3. Preclinical Development of Post-Transplantation Cyclophosphamide (PTCy)

Early preclinical and clinical alloBMT studies exclusively used total body irradiation (TBI), because of its dual anticancer and immunosuppressive properties. Because of limited access to facilities capable of providing TBI at Johns Hopkins in the 1960s, as well as toxicity concerns, Santos and Owens explored potential new BMT conditioning agents by evaluating the immunosuppressive properties of the anticancer agents in use at the time [13, 14]. They found Cy to be the most immunosuppressive, and accordingly developed it as a replacement for TBI for alloBMT conditioning [13, 14], The first 47 patients receiving alloBMT at Hopkins (1968 – 1976) received high-dose Cy as the sole conditioning agent [15]. Although most patients receiving high-dose Cy as sole conditioning engrafted, about 20% failed to engraft but invariably recovered with host hematopoiesis [15, 16]. This was both the first evidence that high-dose Cy spared hematopoietic stem cells as well as the first use of non-myeloablative conditioning for alloBMT. Because of high relapse rates, the Hopkins group subsequently added busulfan to cyclophosphamide for conditioning [17].

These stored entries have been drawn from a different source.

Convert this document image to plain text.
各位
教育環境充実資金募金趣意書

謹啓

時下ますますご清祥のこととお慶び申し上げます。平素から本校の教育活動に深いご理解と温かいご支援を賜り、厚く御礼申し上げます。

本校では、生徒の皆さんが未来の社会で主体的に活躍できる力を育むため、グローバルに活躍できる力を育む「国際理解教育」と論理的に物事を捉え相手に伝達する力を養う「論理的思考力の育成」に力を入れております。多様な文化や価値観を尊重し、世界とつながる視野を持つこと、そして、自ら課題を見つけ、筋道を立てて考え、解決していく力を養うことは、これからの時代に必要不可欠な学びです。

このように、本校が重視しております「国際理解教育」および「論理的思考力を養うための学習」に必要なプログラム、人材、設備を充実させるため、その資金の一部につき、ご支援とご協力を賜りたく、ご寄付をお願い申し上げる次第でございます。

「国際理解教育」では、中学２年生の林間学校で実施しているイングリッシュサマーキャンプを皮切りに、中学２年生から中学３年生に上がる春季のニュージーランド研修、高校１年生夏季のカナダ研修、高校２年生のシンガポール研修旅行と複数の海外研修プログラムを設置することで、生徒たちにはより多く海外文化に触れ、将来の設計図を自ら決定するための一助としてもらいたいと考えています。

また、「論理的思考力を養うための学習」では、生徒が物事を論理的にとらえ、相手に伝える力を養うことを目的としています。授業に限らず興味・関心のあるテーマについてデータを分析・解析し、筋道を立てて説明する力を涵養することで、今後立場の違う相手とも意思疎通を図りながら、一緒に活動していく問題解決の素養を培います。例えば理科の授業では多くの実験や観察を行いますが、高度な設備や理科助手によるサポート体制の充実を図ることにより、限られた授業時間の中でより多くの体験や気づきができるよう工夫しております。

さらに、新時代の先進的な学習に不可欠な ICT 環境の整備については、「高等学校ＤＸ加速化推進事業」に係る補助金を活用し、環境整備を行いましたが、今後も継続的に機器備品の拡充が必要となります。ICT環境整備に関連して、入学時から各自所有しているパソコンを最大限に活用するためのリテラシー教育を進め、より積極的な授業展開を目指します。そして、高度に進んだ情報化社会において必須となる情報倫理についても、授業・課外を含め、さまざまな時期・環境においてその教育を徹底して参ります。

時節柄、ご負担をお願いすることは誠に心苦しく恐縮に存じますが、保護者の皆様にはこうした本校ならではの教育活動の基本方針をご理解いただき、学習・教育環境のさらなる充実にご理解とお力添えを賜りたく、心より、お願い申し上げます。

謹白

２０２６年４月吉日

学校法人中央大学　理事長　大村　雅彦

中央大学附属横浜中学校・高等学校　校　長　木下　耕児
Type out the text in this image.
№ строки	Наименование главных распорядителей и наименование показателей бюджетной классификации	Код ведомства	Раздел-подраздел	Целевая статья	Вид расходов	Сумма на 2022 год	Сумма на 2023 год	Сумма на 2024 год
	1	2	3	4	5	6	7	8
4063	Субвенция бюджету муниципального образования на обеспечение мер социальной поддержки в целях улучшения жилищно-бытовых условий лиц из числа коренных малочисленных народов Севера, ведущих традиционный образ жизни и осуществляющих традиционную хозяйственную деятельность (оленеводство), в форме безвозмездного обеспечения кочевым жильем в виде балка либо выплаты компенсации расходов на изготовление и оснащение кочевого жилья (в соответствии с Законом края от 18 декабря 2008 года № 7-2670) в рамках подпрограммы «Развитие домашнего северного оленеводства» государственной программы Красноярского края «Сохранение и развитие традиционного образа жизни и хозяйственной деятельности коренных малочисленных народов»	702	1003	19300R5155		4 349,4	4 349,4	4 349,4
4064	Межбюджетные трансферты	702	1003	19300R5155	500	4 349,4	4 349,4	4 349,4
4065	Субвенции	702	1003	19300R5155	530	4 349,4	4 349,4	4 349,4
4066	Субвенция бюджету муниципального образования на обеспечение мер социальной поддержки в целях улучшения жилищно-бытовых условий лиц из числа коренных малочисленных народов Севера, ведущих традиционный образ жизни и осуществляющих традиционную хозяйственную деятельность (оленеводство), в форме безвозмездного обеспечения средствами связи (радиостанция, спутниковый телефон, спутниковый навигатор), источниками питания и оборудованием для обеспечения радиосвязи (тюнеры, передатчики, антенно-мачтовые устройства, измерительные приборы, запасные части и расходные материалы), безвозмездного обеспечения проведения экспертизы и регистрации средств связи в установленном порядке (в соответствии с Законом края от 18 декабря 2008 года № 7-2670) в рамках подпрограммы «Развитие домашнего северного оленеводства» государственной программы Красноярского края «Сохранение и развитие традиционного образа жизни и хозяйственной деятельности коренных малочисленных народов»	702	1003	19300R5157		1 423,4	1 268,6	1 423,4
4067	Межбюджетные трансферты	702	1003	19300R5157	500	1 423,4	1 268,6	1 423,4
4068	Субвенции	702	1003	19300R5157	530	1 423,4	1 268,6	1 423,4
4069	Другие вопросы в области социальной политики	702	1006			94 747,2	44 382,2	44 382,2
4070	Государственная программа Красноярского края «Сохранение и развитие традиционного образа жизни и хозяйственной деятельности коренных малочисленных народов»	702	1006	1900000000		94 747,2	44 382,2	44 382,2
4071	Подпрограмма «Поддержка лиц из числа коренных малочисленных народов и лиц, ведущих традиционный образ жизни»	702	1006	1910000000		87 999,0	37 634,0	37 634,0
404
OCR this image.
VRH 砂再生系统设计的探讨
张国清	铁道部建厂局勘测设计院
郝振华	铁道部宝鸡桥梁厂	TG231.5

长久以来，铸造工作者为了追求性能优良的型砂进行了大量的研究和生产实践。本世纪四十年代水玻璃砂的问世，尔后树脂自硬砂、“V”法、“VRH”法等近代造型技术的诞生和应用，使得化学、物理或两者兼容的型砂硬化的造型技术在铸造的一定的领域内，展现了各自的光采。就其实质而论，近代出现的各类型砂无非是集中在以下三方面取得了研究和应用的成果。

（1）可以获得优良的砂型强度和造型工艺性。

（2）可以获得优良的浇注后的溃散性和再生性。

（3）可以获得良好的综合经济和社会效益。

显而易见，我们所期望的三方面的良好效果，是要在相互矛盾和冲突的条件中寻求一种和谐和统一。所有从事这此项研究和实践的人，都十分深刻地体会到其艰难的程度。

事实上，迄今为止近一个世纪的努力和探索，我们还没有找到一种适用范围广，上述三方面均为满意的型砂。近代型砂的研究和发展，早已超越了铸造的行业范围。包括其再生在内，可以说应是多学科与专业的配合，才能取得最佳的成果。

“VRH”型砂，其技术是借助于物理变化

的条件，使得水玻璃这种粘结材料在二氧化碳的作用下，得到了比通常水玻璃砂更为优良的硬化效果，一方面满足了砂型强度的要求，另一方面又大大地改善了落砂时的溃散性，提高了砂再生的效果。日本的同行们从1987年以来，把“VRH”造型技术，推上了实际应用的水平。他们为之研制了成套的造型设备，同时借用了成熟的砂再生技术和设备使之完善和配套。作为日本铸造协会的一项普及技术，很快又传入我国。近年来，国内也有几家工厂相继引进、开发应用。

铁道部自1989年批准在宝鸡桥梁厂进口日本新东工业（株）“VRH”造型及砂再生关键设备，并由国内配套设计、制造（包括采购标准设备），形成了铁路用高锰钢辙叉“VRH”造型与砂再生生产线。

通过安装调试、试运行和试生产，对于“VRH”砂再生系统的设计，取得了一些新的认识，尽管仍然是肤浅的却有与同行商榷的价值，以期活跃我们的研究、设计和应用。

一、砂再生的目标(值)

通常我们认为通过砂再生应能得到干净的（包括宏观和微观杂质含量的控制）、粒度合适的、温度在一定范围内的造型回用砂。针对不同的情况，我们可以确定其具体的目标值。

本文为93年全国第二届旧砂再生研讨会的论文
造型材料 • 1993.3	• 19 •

Because of its immunosuppressive properties, Santos and Owens also studied Cy as prophylaxis against GvHD, and found that Cy administered on days 2–5 after transplantation was highly effective in preventing alloreactivity in mice [13]. However, only high-doses prevented mortality from GvHD [18]. Because of concerns that high-dose Cy given after BMT might damage transplanted hematopoietic stem cells, the clinical trials that arose from these preclinical studies actually used low-dose Cy as GVHD prophylaxis in a similar schedule to that developed by the Seattle group for methotrexate. Subsequently, this low-dose Cy regimen became the standard GVHD prophylaxis at Hopkins in the 1970’s and early 1980’s [15]. A randomized trial at Hopkins eventually showed that cyclosporine was significantly better than low-dose Cy for GvHD prophylaxis [19]. Investigators at Kyusha University in Japan confirmed that high-dose Cy given early after transplant could prevent GvHD in mice [20]. In addition, this group showed that cyclosporine could block Cy-induced allograft tolerance [12].

While these studies on the immunobiology of Cy were ongoing, laboratory and corroborating clinical data confirmed that hematopoietic stem cells are resistant to high-dose Cy [21]. Hematopoietic and other tissue stem cells, including memory T cells [22] express high levels of aldehyde dehydrogenase 1 (ALDH1), the body’s primary means of inactivating Cy, whereas mature lymphocytes generally express low levels [21]. The primary function of ALDH1, also known as retinaldehyde dehydrogenase, is the biosynthesis of retinoic acid, which is required for the growth and differentiation of tissue stem cells and other highly proliferative cells [21]. ALDH1 actually inactivates Cy by serendipity, through oxidation of the active metabolic aldehyde intermediate aldophosphamide to the inactive carboxylic acid carboxyphosphamide [21]. The success of high-dose Cy without HSC rescue as treatment for aplastic anemia [23] and other autoimmune diseases [24] provided further proof of its potent immunosuppressive but stem cell-sparing properties.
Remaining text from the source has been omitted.